Nuclear power plants aid compliance with the Clean Air Act of 1970, which set standards to improve the nation's air quality. Because they generate heat from fission rather than burning fuel, they produce no greenhouse gases or emissions associated with acid rain or urban smog. Using more nuclear energy gives states additional flexibility in complying with clean-air requirements.

No Criteria Pollutants

 The Clean Air Act of 1970 established limits on the emission of nitrogen oxides, a precursor of ground-level ozone and smog; sulfur dioxide, which produces acid rain; particulate matter, such as smoke and dust; and mercury. The U.S. Environmental Protection Agency developed extensive regulations to reduce nitrogen oxides through creation of the Ozone Transport Commission and the Budget Program—both initiatives created under the Clean Air Act amendments of 1990 to help reduce ground-level ozone in the Northeast and Mid-Atlantic states. Nuclear power plants do not produce these criteria pollutants.

No Greenhouse Gases

Carbon dioxide—the principal greenhouse gas—is a major focus of policy discussions to reduce emissions. Nuclear power plants, which do not emit carbon dioxide, account for the majority of voluntary reductions in greenhouse gas emissions in the electric power sector, according to a 2007 report from Power Partners, a partnership between the electric power industry and the U.S. Department of Energy.
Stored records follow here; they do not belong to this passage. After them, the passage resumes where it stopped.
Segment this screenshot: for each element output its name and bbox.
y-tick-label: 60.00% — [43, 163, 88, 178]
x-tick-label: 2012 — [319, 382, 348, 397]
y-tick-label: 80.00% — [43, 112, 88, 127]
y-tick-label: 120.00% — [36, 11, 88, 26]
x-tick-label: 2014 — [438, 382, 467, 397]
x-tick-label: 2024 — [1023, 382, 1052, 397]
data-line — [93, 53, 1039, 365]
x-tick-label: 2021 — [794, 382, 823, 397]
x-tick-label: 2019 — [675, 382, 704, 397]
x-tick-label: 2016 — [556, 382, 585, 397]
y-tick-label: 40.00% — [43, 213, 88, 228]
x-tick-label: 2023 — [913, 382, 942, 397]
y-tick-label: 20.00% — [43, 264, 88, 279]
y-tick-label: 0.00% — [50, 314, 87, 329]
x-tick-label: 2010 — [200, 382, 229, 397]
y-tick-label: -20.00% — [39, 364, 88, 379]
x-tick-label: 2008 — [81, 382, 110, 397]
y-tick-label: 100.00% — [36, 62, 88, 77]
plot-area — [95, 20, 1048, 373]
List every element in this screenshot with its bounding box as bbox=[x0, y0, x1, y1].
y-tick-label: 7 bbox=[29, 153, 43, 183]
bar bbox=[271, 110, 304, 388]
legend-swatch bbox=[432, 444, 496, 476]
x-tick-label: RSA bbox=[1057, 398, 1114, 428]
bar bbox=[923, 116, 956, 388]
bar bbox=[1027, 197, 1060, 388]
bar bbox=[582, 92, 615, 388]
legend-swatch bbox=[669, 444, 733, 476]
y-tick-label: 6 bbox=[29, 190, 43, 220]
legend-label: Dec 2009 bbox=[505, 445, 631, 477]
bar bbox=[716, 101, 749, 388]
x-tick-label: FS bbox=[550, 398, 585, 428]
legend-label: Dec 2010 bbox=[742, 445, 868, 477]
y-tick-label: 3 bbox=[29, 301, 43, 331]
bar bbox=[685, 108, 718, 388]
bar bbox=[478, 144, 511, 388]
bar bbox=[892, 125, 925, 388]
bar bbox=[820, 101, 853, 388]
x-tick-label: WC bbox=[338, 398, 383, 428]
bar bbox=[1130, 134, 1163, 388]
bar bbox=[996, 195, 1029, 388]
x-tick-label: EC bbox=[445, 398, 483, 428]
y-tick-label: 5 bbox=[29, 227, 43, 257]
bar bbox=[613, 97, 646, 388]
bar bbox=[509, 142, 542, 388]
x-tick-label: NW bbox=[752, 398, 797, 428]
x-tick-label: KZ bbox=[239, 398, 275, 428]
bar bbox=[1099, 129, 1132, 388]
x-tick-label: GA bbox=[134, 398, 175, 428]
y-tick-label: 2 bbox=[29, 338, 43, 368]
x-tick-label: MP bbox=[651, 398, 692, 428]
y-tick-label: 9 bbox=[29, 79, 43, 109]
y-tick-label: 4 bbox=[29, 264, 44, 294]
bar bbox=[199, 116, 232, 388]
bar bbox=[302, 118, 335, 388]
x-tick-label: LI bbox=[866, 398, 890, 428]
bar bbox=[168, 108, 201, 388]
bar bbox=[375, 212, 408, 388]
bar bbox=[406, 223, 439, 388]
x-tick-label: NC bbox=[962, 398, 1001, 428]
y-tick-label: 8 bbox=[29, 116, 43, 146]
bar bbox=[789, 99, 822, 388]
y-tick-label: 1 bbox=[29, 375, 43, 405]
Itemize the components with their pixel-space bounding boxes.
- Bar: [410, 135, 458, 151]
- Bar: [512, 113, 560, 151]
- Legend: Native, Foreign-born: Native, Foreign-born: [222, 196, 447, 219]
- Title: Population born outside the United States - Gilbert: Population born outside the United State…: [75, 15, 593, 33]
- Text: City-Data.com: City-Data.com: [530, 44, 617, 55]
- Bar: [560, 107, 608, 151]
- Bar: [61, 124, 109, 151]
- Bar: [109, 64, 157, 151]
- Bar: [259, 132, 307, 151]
Nuclear power plants generate about 20 percent of U.S. electricity. They do not burn anything when producing electricity, so they do not produce any greenhouse gases or combustion byproducts. By substituting for other fuels in the electricity sector, nuclear energy has significantly reduced U.S. emissions of air pollutants and greenhouse gases. About one-quarter of America’s electricity comes from clean-air sources, including nuclear power plants, hydroelectric plants, and wind and solar energy facilities. Nuclear energy is the only large-scale, clean-air electricity source that can be expanded widely to produce large amounts of energy. Nuclear energy makes up nearly 74 percent of all the nation’s clean-air electricity generation. In 2007, U.S. nuclear power plants prevented the emission of nitrogen oxides and sulfur dioxide—pollutants controlled under the Clean Air Act—by 1 million short tons and 3 million short tons, respectively. The amount of nitrogen oxide emissions that nuclear plants prevent annually is the equivalent of taking more than 51 million passenger cars off the road. Also in 2007, U.S. nuclear plants prevented the emissions of almost 693 million metric tons of carbon dioxide. This is nearly as much carbon dioxide as is released from all U.S. passenger cars. Environmental responsibility is an important part of nuclear power plant management. The companies that operate nuclear power plants voluntarily work to protect nearby wildlife and their habitats.